Il m'est difficile de dire lequel m'a impressionné le plus, mais M. SERRI est de ceux-là. Discret, attentif aux idées des uns et des autres, tolérant à une époque où les idéologies militaient pour s'imposer, il représente pour moi l'oeuvre d''un intellectuel qui réussit à approfondir les sens de l'humain sans perdre de vue qu'il s'adressait à de futurs enseignants. 

Le corrigé de la dissertation "LA VIE VAUT-ELLE D'ÊTRE VÉCUE"  prend un relief très fort en écho aux événements tragiques auxquels nous sommes confrontés. La pensée de M. SERRI nous fait accéder aux valeurs universelles de l'école républicaine.






LA VIE VAUT ELLE D'ÊTRE VÉCUE ?


Corrigé de M. SERRI pour la classe de Philo (année 1960-61)
Notes et saisie au clavier : Paul Majowski

Introduction.

On peut constater que dans le monde tous les êtres recherchent le bien-être, le bonheur, de même que, sur le plan de la matière, les astres obéissent à la loi de gravitation universelle. Quand le bien-être disparaît, l'être n'est plus suffisant. Le bonheur va se présenter autrement aux hommes qu'aux animaux, car réfléchis et doués d'esprit critique. La réflexion entraîne des conséquences graves, elle permet la connaissance du possible et la perception de l'avenir.
Qu'est-ce que le bonheur ? Il se présente autant de bonheurs que d'individus, d'où risque d'égarement.

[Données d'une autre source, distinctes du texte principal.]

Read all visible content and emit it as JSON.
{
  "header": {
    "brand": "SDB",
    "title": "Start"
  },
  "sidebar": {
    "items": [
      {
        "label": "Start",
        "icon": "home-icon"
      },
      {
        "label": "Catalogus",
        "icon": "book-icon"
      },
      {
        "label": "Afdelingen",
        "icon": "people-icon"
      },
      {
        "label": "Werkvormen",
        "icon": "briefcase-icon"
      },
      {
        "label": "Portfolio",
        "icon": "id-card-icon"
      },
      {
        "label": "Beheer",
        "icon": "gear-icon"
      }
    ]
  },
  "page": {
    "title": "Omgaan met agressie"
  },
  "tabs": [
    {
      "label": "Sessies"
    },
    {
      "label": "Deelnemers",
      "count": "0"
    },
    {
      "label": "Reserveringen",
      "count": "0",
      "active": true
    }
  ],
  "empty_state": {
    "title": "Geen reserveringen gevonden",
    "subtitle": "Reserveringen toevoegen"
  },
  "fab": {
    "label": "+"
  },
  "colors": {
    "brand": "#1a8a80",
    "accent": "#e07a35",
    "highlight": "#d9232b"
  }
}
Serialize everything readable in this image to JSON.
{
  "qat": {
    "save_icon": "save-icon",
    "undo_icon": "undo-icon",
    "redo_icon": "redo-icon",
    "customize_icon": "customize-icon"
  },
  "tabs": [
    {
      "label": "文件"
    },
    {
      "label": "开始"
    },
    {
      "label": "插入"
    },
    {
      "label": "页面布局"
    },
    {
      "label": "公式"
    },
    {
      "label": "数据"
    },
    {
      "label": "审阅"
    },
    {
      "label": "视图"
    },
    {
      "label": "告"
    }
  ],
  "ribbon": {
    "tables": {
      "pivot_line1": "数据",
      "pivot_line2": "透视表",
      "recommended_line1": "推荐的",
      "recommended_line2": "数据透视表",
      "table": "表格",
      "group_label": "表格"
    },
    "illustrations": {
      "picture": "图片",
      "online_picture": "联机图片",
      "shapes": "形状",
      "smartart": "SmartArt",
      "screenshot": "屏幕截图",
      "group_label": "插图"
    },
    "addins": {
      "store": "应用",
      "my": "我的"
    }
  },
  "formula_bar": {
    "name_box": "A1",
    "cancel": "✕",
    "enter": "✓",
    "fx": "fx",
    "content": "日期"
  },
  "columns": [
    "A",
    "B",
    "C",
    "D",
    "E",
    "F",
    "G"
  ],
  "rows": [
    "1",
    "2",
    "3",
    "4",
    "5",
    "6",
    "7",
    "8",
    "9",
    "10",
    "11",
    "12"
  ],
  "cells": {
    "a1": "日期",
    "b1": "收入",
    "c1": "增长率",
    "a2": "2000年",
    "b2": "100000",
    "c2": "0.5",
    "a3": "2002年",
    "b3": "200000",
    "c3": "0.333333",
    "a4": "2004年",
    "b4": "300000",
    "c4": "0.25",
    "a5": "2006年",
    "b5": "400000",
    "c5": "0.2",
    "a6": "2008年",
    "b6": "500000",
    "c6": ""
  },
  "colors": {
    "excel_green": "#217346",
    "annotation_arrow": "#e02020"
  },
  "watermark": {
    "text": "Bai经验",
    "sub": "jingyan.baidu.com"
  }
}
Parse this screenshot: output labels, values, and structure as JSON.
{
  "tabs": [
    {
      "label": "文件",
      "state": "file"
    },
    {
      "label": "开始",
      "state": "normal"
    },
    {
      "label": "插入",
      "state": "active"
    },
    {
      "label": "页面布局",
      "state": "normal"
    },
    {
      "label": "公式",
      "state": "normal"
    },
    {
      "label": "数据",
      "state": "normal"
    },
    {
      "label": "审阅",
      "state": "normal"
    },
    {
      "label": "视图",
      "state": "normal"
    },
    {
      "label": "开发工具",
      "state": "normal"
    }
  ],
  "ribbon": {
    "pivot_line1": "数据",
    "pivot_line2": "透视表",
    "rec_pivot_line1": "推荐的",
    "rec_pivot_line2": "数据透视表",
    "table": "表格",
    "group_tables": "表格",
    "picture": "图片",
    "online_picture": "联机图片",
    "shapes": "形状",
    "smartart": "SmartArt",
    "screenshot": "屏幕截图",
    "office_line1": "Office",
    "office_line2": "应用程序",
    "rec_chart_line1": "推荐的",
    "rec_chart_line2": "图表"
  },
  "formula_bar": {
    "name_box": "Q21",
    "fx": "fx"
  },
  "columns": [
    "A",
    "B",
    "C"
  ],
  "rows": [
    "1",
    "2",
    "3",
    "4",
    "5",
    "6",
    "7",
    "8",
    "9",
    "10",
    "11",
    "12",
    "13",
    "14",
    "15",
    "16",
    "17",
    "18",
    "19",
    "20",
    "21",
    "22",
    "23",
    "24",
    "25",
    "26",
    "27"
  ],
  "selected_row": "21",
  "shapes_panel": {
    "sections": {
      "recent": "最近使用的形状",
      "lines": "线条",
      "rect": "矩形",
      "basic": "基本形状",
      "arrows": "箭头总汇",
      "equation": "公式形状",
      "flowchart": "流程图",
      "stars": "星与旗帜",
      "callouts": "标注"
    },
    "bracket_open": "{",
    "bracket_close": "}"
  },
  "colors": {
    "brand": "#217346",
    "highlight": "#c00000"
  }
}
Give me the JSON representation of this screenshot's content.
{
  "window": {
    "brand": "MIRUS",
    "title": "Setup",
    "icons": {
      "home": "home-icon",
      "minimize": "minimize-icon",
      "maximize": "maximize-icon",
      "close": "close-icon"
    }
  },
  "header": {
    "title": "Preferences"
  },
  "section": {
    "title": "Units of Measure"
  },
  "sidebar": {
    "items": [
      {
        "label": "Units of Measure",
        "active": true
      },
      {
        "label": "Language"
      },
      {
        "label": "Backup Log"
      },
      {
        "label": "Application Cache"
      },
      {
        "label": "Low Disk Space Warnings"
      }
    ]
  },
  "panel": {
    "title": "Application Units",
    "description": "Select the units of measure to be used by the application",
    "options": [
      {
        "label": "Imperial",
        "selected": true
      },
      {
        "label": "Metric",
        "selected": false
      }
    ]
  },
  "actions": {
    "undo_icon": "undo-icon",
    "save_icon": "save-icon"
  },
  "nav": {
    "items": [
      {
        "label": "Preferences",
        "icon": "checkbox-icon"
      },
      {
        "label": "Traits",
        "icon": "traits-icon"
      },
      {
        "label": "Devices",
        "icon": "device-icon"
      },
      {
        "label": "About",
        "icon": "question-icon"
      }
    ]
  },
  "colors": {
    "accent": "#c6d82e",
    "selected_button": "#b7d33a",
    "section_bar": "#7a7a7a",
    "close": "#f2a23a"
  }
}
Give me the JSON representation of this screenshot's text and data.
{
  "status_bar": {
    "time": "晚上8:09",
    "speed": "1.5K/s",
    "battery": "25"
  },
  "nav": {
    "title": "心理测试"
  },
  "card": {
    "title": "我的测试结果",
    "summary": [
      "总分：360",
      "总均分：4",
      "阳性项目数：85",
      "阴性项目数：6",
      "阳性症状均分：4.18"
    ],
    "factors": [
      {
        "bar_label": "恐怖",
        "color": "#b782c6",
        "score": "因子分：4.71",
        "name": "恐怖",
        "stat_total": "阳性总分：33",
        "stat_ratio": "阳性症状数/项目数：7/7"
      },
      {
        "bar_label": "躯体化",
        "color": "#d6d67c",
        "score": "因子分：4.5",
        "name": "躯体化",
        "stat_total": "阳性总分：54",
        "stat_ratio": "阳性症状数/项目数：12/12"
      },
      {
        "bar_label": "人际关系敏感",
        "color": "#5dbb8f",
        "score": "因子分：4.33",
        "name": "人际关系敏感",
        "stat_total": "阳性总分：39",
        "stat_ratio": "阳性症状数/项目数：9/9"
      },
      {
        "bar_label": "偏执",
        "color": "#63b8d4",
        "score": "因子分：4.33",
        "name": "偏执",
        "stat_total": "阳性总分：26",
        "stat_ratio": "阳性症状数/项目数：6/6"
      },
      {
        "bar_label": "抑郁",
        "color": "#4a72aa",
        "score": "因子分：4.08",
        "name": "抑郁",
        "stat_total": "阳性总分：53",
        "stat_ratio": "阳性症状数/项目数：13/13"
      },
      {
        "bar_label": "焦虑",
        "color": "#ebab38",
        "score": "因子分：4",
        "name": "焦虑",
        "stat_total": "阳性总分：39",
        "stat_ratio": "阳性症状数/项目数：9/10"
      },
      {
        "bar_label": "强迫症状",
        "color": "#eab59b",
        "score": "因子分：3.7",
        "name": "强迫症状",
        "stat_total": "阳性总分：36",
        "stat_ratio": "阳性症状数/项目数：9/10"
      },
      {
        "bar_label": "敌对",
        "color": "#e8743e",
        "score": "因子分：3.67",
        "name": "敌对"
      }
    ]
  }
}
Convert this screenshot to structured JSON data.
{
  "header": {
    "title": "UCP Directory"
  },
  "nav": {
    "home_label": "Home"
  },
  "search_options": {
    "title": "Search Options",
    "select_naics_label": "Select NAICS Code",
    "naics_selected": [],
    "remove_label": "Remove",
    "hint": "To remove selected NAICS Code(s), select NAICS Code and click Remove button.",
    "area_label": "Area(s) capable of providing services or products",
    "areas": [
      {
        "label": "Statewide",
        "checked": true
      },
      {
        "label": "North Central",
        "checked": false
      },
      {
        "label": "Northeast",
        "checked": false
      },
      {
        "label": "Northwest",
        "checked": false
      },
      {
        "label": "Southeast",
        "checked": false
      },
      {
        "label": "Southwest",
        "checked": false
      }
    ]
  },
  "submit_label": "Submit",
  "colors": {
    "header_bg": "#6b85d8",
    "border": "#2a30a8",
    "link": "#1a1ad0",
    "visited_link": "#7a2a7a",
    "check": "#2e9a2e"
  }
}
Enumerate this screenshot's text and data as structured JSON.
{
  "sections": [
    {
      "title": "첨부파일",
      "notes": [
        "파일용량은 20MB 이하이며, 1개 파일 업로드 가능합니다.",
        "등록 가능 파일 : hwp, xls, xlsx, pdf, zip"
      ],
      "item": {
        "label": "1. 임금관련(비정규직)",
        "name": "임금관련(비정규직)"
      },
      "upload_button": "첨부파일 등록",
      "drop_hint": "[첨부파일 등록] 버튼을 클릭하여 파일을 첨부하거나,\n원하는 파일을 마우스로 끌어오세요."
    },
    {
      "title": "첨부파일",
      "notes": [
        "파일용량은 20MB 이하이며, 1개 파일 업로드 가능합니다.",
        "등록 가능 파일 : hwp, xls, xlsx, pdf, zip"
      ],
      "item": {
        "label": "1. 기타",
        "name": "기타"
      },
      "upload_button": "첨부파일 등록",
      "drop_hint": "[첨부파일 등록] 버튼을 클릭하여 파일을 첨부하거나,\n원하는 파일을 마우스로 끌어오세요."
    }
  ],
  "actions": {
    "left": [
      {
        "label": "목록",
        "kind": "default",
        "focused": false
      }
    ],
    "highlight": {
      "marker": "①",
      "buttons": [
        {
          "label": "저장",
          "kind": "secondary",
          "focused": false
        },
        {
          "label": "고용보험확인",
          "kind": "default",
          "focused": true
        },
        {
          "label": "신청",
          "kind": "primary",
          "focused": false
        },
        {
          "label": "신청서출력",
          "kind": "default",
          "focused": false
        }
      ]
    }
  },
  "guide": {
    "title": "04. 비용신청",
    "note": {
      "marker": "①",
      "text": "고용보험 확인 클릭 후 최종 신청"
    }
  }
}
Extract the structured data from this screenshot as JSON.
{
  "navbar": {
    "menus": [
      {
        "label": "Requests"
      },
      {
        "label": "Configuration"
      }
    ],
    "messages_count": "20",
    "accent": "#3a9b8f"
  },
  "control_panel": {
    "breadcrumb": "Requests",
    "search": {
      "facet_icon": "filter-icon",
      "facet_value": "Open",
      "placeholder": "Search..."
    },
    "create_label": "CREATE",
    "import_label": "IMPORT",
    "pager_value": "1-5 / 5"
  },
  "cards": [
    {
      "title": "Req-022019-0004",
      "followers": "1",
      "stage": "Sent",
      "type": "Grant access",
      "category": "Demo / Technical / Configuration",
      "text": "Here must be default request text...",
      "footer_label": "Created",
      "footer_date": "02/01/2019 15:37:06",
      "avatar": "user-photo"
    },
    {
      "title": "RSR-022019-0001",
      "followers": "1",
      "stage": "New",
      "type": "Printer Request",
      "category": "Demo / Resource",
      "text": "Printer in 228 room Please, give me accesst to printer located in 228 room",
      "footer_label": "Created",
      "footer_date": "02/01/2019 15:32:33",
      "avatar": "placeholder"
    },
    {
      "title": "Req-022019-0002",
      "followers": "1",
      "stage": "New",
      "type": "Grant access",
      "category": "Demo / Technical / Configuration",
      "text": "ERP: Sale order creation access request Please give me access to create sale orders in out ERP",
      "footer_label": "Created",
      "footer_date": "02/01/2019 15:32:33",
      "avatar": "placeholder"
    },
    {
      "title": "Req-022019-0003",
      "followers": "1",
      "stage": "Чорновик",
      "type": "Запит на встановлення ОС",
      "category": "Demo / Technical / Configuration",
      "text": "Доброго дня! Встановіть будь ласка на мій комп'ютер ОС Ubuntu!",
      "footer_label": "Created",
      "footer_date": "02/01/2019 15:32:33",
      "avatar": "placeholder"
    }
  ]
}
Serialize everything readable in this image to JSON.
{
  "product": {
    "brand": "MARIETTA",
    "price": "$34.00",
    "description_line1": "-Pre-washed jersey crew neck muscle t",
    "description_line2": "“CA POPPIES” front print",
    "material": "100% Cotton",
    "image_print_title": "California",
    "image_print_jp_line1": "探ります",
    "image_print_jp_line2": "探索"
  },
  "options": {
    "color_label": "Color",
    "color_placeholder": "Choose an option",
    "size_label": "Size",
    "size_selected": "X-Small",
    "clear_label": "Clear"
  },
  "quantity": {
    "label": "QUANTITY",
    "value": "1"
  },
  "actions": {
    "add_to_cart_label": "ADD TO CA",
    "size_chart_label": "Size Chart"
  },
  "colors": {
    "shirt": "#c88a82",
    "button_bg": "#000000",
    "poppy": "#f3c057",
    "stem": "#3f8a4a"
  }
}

A) Axes théoriques du bonheur.


On remarque trois attitudes devant la vie :
a. Les fatigués
b. Les bons vivants
c. Les ardents

a. L'existence est une erreur pour un raté. Il s'agit de quitter le temps le plus rapidement possible.
(l'hindouisme. Schopenhauer) Il n'y a pas d'avenir, seulement un passé de catastrophes. Seul le néant est une fin. Attrait du suicide. Les fatigués diminuent la surface d'exposition. Ils ne croient à rien pour ne pas être déçus.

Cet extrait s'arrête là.